Abstract:
Type 2 diabetes mellitus (T2DM) is an expanding global health concern, closely associated
with the epidemic of obesity. Individuals with diabetes are at high risk for microvascular and
macrovascular complications, which include retinopathy, neuropathy, and cardiovascular comorbidities.
Despite the availability of diagnostic tools for T2DM, approximately 30–60% of people with
T2DM in developed countries are never diagnosed or detected.
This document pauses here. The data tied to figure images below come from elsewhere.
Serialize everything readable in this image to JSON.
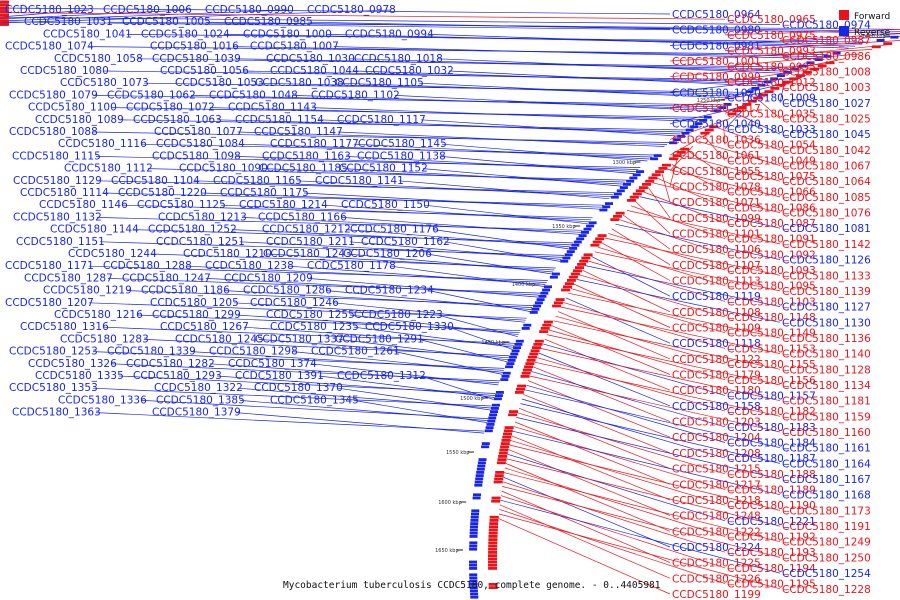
{
  "caption": "Mycobacterium tuberculosis CCDC5180, complete genome. - 0..4405981",
  "legend": [
    {
      "label": "Forward",
      "color": "#e8141b"
    },
    {
      "label": "Reverse",
      "color": "#1a26e6"
    }
  ],
  "colors": {
    "forward": "#e8141b",
    "reverse": "#1a26e6",
    "backbone": "#555555"
  },
  "ticks": [
    "1200 kbp",
    "1250 kbp",
    "1300 kbp",
    "1350 kbp",
    "1400 kbp",
    "1450 kbp",
    "1500 kbp",
    "1550 kbp",
    "1600 kbp",
    "1650 kbp"
  ],
  "left_labels": [
    "CCDC5180_1023",
    "CCDC5180_1006",
    "CCDC5180_0990",
    "CCDC5180_0978",
    "CCDC5180_1031",
    "CCDC5180_1005",
    "CCDC5180_0985",
    "CCDC5180_1041",
    "CCDC5180_1024",
    "CCDC5180_1000",
    "CCDC5180_0994",
    "CCDC5180_1074",
    "CCDC5180_1016",
    "CCDC5180_1007",
    "CCDC5180_1058",
    "CCDC5180_1039",
    "CCDC5180_1030",
    "CCDC5180_1018",
    "CCDC5180_1080",
    "CCDC5180_1056",
    "CCDC5180_1044",
    "CCDC5180_1032",
    "CCDC5180_1073",
    "CCDC5180_1053",
    "CCDC5180_1038",
    "CCDC5180_1105",
    "CCDC5180_1079",
    "CCDC5180_1062",
    "CCDC5180_1048",
    "CCDC5180_1102",
    "CCDC5180_1100",
    "CCDC5180_1072",
    "CCDC5180_1143",
    "CCDC5180_1089",
    "CCDC5180_1063",
    "CCDC5180_1154",
    "CCDC5180_1117",
    "CCDC5180_1088",
    "CCDC5180_1077",
    "CCDC5180_1147",
    "CCDC5180_1116",
    "CCDC5180_1084",
    "CCDC5180_1177",
    "CCDC5180_1145",
    "CCDC5180_1115",
    "CCDC5180_1098",
    "CCDC5180_1163",
    "CCDC5180_1138",
    "CCDC5180_1112",
    "CCDC5180_1090",
    "CCDC5180_1185",
    "CCDC5180_1152",
    "CCDC5180_1129",
    "CCDC5180_1104",
    "CCDC5180_1165",
    "CCDC5180_1141",
    "CCDC5180_1114",
    "CCDC5180_1220",
    "CCDC5180_1175",
    "CCDC5180_1146",
    "CCDC5180_1125",
    "CCDC5180_1214",
    "CCDC5180_1150",
    "CCDC5180_1132",
    "CCDC5180_1213",
    "CCDC5180_1166",
    "CCDC5180_1144",
    "CCDC5180_1252",
    "CCDC5180_1212",
    "CCDC5180_1176",
    "CCDC5180_1151",
    "CCDC5180_1251",
    "CCDC5180_1211",
    "CCDC5180_1162",
    "CCDC5180_1244",
    "CCDC5180_1210",
    "CCDC5180_1243",
    "CCDC5180_1206",
    "CCDC5180_1171",
    "CCDC5180_1288",
    "CCDC5180_1238",
    "CCDC5180_1178",
    "CCDC5180_1287",
    "CCDC5180_1247",
    "CCDC5180_1209",
    "CCDC5180_1219",
    "CCDC5180_1186",
    "CCDC5180_1286",
    "CCDC5180_1234",
    "CCDC5180_1207",
    "CCDC5180_1205",
    "CCDC5180_1246",
    "CCDC5180_1216",
    "CCDC5180_1299",
    "CCDC5180_1255",
    "CCDC5180_1223",
    "CCDC5180_1316",
    "CCDC5180_1267",
    "CCDC5180_1235",
    "CCDC5180_1330",
    "CCDC5180_1283",
    "CCDC5180_1245",
    "CCDC5180_1337",
    "CCDC5180_1291",
    "CCDC5180_1253",
    "CCDC5180_1339",
    "CCDC5180_1298",
    "CCDC5180_1261",
    "CCDC5180_1326",
    "CCDC5180_1282",
    "CCDC5180_1374",
    "CCDC5180_1335",
    "CCDC5180_1293",
    "CCDC5180_1391",
    "CCDC5180_1312",
    "CCDC5180_1353",
    "CCDC5180_1322",
    "CCDC5180_1370",
    "CCDC5180_1336",
    "CCDC5180_1385",
    "CCDC5180_1345",
    "CCDC5180_1363",
    "CCDC5180_1379"
  ],
  "right_labels": [
    {
      "text": "CCDC5180_0964",
      "strand": "reverse"
    },
    {
      "text": "CCDC5180_0965",
      "strand": "forward"
    },
    {
      "text": "CCDC5180_0974",
      "strand": "reverse"
    },
    {
      "text": "CCDC5180_0980",
      "strand": "reverse"
    },
    {
      "text": "CCDC5180_0975",
      "strand": "forward"
    },
    {
      "text": "CCDC5180_0987",
      "strand": "forward"
    },
    {
      "text": "CCDC5180_0981",
      "strand": "reverse"
    },
    {
      "text": "CCDC5180_0993",
      "strand": "forward"
    },
    {
      "text": "CCDC5180_0986",
      "strand": "forward"
    },
    {
      "text": "CCDC5180_1001",
      "strand": "forward"
    },
    {
      "text": "CCDC5180_0995",
      "strand": "forward"
    },
    {
      "text": "CCDC5180_1008",
      "strand": "forward"
    },
    {
      "text": "CCDC5180_0999",
      "strand": "forward"
    },
    {
      "text": "CCDC5180_1012",
      "strand": "forward"
    },
    {
      "text": "CCDC5180_1003",
      "strand": "forward"
    },
    {
      "text": "CCDC5180_1020",
      "strand": "reverse"
    },
    {
      "text": "CCDC5180_1009",
      "strand": "reverse"
    },
    {
      "text": "CCDC5180_1027",
      "strand": "reverse"
    },
    {
      "text": "CCDC5180_1017",
      "strand": "forward"
    },
    {
      "text": "CCDC5180_1035",
      "strand": "forward"
    },
    {
      "text": "CCDC5180_1025",
      "strand": "forward"
    },
    {
      "text": "CCDC5180_1040",
      "strand": "reverse"
    },
    {
      "text": "CCDC5180_1033",
      "strand": "reverse"
    },
    {
      "text": "CCDC5180_1045",
      "strand": "reverse"
    },
    {
      "text": "CCDC5180_1036",
      "strand": "forward"
    },
    {
      "text": "CCDC5180_1054",
      "strand": "forward"
    },
    {
      "text": "CCDC5180_1042",
      "strand": "forward"
    },
    {
      "text": "CCDC5180_1061",
      "strand": "forward"
    },
    {
      "text": "CCDC5180_1049",
      "strand": "forward"
    },
    {
      "text": "CCDC5180_1067",
      "strand": "forward"
    },
    {
      "text": "CCDC5180_1055",
      "strand": "forward"
    },
    {
      "text": "CCDC5180_1075",
      "strand": "forward"
    },
    {
      "text": "CCDC5180_1064",
      "strand": "forward"
    },
    {
      "text": "CCDC5180_1078",
      "strand": "forward"
    },
    {
      "text": "CCDC5180_1066",
      "strand": "forward"
    },
    {
      "text": "CCDC5180_1085",
      "strand": "forward"
    },
    {
      "text": "CCDC5180_1071",
      "strand": "forward"
    },
    {
      "text": "CCDC5180_1086",
      "strand": "forward"
    },
    {
      "text": "CCDC5180_1076",
      "strand": "forward"
    },
    {
      "text": "CCDC5180_1099",
      "strand": "forward"
    },
    {
      "text": "CCDC5180_1087",
      "strand": "forward"
    },
    {
      "text": "CCDC5180_1081",
      "strand": "reverse"
    },
    {
      "text": "CCDC5180_1101",
      "strand": "forward"
    },
    {
      "text": "CCDC5180_1091",
      "strand": "forward"
    },
    {
      "text": "CCDC5180_1142",
      "strand": "forward"
    },
    {
      "text": "CCDC5180_1106",
      "strand": "forward"
    },
    {
      "text": "CCDC5180_1092",
      "strand": "forward"
    },
    {
      "text": "CCDC5180_1126",
      "strand": "reverse"
    },
    {
      "text": "CCDC5180_1107",
      "strand": "forward"
    },
    {
      "text": "CCDC5180_1093",
      "strand": "forward"
    },
    {
      "text": "CCDC5180_1133",
      "strand": "forward"
    },
    {
      "text": "CCDC5180_1113",
      "strand": "forward"
    },
    {
      "text": "CCDC5180_1095",
      "strand": "forward"
    },
    {
      "text": "CCDC5180_1139",
      "strand": "forward"
    },
    {
      "text": "CCDC5180_1119",
      "strand": "reverse"
    },
    {
      "text": "CCDC5180_1103",
      "strand": "forward"
    },
    {
      "text": "CCDC5180_1127",
      "strand": "reverse"
    },
    {
      "text": "CCDC5180_1108",
      "strand": "forward"
    },
    {
      "text": "CCDC5180_1148",
      "strand": "forward"
    },
    {
      "text": "CCDC5180_1130",
      "strand": "reverse"
    },
    {
      "text": "CCDC5180_1109",
      "strand": "forward"
    },
    {
      "text": "CCDC5180_1149",
      "strand": "forward"
    },
    {
      "text": "CCDC5180_1136",
      "strand": "forward"
    },
    {
      "text": "CCDC5180_1118",
      "strand": "reverse"
    },
    {
      "text": "CCDC5180_1153",
      "strand": "forward"
    },
    {
      "text": "CCDC5180_1140",
      "strand": "forward"
    },
    {
      "text": "CCDC5180_1122",
      "strand": "forward"
    },
    {
      "text": "CCDC5180_1155",
      "strand": "forward"
    },
    {
      "text": "CCDC5180_1128",
      "strand": "forward"
    },
    {
      "text": "CCDC5180_1179",
      "strand": "forward"
    },
    {
      "text": "CCDC5180_1156",
      "strand": "forward"
    },
    {
      "text": "CCDC5180_1134",
      "strand": "forward"
    },
    {
      "text": "CCDC5180_1180",
      "strand": "forward"
    },
    {
      "text": "CCDC5180_1157",
      "strand": "reverse"
    },
    {
      "text": "CCDC5180_1181",
      "strand": "forward"
    },
    {
      "text": "CCDC5180_1158",
      "strand": "reverse"
    },
    {
      "text": "CCDC5180_1182",
      "strand": "forward"
    },
    {
      "text": "CCDC5180_1159",
      "strand": "forward"
    },
    {
      "text": "CCDC5180_1203",
      "strand": "forward"
    },
    {
      "text": "CCDC5180_1183",
      "strand": "reverse"
    },
    {
      "text": "CCDC5180_1160",
      "strand": "forward"
    },
    {
      "text": "CCDC5180_1204",
      "strand": "forward"
    },
    {
      "text": "CCDC5180_1184",
      "strand": "reverse"
    },
    {
      "text": "CCDC5180_1161",
      "strand": "reverse"
    },
    {
      "text": "CCDC5180_1208",
      "strand": "forward"
    },
    {
      "text": "CCDC5180_1187",
      "strand": "reverse"
    },
    {
      "text": "CCDC5180_1164",
      "strand": "reverse"
    },
    {
      "text": "CCDC5180_1215",
      "strand": "forward"
    },
    {
      "text": "CCDC5180_1188",
      "strand": "forward"
    },
    {
      "text": "CCDC5180_1167",
      "strand": "reverse"
    },
    {
      "text": "CCDC5180_1217",
      "strand": "forward"
    },
    {
      "text": "CCDC5180_1189",
      "strand": "forward"
    },
    {
      "text": "CCDC5180_1168",
      "strand": "reverse"
    },
    {
      "text": "CCDC5180_1218",
      "strand": "forward"
    },
    {
      "text": "CCDC5180_1190",
      "strand": "forward"
    },
    {
      "text": "CCDC5180_1173",
      "strand": "forward"
    },
    {
      "text": "CCDC5180_1248",
      "strand": "forward"
    },
    {
      "text": "CCDC5180_1221",
      "strand": "reverse"
    },
    {
      "text": "CCDC5180_1191",
      "strand": "forward"
    },
    {
      "text": "CCDC5180_1222",
      "strand": "forward"
    },
    {
      "text": "CCDC5180_1192",
      "strand": "forward"
    },
    {
      "text": "CCDC5180_1249",
      "strand": "forward"
    },
    {
      "text": "CCDC5180_1224",
      "strand": "reverse"
    },
    {
      "text": "CCDC5180_1193",
      "strand": "forward"
    },
    {
      "text": "CCDC5180_1250",
      "strand": "forward"
    },
    {
      "text": "CCDC5180_1225",
      "strand": "forward"
    },
    {
      "text": "CCDC5180_1194",
      "strand": "forward"
    },
    {
      "text": "CCDC5180_1254",
      "strand": "reverse"
    },
    {
      "text": "CCDC5180_1226",
      "strand": "forward"
    },
    {
      "text": "CCDC5180_1195",
      "strand": "forward"
    },
    {
      "text": "CCDC5180_1228",
      "strand": "forward"
    },
    {
      "text": "CCDC5180_1199",
      "strand": "forward"
    }
  ]
}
Therefore, there is a strong need
for a simpler and more reliable technique for the early detection of T2DM. This study aimed to use
a non-targeted metabolomic approach to systematically identify novel biomarkers from the serum
samples of T2DM-induced Sprague Dawley (SD) rats using a comprehensive two-dimensional gas
chromatography coupled with a time-of-flight mass spectrometry (GCxGC-TOF/MS). Fifty-four
male Sprague Dawley rats weighing between 160–180 g were randomly assigned into two experimental
groups, namely the type 2 diabetes mellitus group (T2DM) (n = 36) and the non-diabetic
control group (n = 18). Results from this study showed that the metabolite signature of the diabetic
rats was different from that of the non-diabetic control group. The most significantly upregulated
metabolic pathway was aminoacyl-t-RNA biosynthesis. Metabolite changes observed between the
diabetic and non-diabetic control group was attributed to the increase in amino acids, such as glycine,
L-asparagine, and L-serine. Aromatic amino acids, including L-tyrosine, were associated with the
risk of future hyperglycemia and overt diabetes. The identified potential biomarkers depicted a
good predictive value of more than 0.8. It was concluded from the results that amino acids that
were associated with impaired insulin secretion were prospectively related to an increase in glucose
levels. Moreover, amino acids that were associated with impaired insulin secretion were prospectively
related to an increase in glucose levels.